Les confrères sont persuadés que ça ne peut être que bénéfique. Mais la démarche reste difficile. C’est tout le problème d’instaurer cette nouvelle philosophie où, en fait, on demande à un médecin de devenir patient, ce qui n’est pas forcément agréable. Plein de facteurs entrent en jeu : d’abord la peur qu’on découvre vraiment quelque chose, ou de se retrouver à vie avec une boîte de médicaments pleine de petites pilules à avaler, et aussi la peur de passer pour un imbécile, à savoir que l’on va décrire une plainte qui à l’arrivée est totalement psychosomatique. En définitive, le fait de se dévoiler devant un confrère est une démarche assez inhabituelle.

Combien de praticiens ont, pour l’heure, adhéré à votre initiative ?

Pour l’instant, on tourne avec une cinquantaine d’adhérents et nous avons débuté cette semaine une action de sensibilisation et d’information en direction de 1 200 confrères de l’agglomération de Rouen. On s’aperçoit que comme pour toute chose nouvelle, il faut un temps d’adaptation. Le Dr Kuntz, le spécialiste de médecine préventive qui copilote la structure, a déjà commencé des visites et des consultations. Imhotep a vocation à toucher les médecins libéraux de la région de Haute-Normandie, soit 2 900 médecins, généralistes et spécialistes confondus.

Peut-on parler de médecine du travail pour les libéraux ?

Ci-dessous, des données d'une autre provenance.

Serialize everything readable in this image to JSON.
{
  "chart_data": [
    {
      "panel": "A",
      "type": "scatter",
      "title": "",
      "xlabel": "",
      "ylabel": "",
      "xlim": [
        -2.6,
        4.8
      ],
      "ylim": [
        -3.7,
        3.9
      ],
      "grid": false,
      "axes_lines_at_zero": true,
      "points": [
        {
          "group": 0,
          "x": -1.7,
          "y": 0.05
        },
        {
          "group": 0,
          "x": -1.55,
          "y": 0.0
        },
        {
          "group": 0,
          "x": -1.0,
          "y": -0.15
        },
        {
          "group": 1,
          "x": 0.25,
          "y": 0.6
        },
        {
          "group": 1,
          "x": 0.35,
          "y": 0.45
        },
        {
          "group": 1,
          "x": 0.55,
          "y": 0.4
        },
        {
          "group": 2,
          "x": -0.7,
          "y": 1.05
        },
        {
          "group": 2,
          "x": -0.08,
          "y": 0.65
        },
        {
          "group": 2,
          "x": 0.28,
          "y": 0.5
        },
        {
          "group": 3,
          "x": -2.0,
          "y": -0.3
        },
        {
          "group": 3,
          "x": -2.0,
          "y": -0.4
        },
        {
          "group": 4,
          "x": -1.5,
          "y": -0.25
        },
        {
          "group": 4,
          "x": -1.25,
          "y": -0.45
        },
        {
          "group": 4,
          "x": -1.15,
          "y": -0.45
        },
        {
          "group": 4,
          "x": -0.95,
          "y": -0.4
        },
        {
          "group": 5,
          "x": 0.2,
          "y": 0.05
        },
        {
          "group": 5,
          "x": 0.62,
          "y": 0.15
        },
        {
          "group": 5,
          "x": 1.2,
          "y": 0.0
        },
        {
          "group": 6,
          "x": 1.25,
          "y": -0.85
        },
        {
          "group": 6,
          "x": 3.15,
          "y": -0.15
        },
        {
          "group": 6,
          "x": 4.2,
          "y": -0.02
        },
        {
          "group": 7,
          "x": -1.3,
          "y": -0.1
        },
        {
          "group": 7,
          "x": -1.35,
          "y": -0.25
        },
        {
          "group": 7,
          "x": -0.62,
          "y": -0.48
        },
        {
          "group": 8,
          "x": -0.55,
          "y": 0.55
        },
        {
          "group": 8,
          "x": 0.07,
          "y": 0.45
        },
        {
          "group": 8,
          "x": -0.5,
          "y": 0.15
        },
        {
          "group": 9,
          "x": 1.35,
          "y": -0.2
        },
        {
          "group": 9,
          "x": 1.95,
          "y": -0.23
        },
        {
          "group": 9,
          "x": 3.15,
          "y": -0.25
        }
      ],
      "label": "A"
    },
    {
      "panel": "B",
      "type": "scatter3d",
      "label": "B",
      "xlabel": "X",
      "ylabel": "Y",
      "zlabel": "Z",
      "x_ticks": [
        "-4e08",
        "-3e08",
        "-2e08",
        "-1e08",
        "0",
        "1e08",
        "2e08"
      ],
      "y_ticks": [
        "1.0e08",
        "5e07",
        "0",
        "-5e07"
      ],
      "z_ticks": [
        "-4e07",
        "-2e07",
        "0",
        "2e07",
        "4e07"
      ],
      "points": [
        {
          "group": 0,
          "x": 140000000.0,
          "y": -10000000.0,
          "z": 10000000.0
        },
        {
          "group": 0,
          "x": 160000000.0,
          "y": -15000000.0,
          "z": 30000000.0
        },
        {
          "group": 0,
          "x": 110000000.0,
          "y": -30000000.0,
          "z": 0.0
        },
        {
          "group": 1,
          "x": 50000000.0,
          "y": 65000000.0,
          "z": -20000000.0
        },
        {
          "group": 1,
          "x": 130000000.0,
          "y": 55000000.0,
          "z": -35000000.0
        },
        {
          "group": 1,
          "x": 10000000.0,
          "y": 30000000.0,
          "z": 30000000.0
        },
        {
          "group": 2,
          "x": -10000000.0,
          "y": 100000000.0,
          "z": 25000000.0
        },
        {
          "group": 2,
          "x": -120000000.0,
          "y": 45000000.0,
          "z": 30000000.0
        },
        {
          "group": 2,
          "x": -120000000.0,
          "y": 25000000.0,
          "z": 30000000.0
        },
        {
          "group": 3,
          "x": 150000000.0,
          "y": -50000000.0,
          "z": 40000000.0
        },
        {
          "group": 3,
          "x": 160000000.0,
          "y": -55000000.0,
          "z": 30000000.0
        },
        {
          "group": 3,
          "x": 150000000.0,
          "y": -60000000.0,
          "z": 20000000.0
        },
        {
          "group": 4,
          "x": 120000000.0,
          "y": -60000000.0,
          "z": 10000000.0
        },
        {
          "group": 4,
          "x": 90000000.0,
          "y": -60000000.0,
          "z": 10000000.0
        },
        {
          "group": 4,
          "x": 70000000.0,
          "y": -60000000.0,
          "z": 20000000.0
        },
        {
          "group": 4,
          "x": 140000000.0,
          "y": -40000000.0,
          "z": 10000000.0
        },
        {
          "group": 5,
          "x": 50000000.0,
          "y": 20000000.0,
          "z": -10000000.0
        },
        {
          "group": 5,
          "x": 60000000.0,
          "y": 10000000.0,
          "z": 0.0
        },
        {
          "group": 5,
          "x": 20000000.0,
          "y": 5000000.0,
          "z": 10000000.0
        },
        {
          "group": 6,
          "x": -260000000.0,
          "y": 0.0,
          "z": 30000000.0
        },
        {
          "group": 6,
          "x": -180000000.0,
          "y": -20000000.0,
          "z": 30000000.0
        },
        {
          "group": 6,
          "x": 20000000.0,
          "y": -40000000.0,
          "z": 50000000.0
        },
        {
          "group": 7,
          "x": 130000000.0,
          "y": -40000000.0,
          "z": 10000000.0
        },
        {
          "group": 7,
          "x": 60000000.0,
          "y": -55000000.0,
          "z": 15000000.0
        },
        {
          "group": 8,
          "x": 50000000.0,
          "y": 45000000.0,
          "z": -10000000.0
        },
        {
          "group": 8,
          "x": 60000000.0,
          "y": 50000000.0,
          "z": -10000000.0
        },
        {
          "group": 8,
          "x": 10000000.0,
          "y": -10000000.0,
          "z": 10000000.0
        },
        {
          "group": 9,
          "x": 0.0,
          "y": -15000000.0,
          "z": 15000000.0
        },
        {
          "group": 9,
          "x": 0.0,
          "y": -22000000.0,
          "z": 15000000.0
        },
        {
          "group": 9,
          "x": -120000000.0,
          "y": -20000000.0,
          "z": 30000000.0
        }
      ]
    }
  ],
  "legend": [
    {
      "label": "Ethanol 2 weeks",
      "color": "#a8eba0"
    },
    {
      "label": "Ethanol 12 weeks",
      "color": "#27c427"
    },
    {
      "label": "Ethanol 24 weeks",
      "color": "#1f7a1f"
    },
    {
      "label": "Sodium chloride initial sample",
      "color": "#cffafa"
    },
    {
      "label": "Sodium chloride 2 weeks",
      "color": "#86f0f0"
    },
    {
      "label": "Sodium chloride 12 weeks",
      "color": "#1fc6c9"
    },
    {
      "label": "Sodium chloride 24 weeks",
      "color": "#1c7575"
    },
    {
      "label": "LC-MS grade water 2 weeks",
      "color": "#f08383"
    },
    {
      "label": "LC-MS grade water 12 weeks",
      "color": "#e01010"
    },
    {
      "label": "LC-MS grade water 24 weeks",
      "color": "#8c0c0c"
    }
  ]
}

Pas vraiment. Cela va au-delà, puisqu’on propose aux praticiens, en fonction des facteurs de risque dépistés, une orientation vers un réseau de spécialistes qui sont des confrères spécialistes libéraux, choisis avec le médecin patient. Mais on s’arrange pour que ce soit un confrère avec qui il n’a pas l’habitude de travailler. Bref, que ce ne soit pas un copain, pour que la relation médecin-malade entre guillemets ne soit pas faussée.

Combien coûte un tel dispositif ?

Le coût de fonctionnement est de 200 000 euros par an. Pour l’instant nous avons obtenu 95 000 euros de l’ARS pour l’exercice 2010-2011. C’est notre seul financement et nous sommes à la recherche de partenaires. Nous avons d’ores et déjà réitéré une demande auprès de l’ARS pour l’an prochain et nous attendons des réponses au niveau des URPS, des Ordres et nous avons aussi sollicité des partenaires privés : industrie pharmaceutique, un groupe d’assurances. Ce que nous voulons, c’est finir et finaliser notre première année d’ici octobre pour obtenir une évaluation de ce qui a été fait. A partir de là on pourra peut-être envisager une extension du projet sur d’autres territoires géographiques, car la médecine préventive pour les médecins libéraux, pour s’assurer qu’ils sont et qu’ils restent en bonne santé, est aussi une façon de combattre la désertification médicale.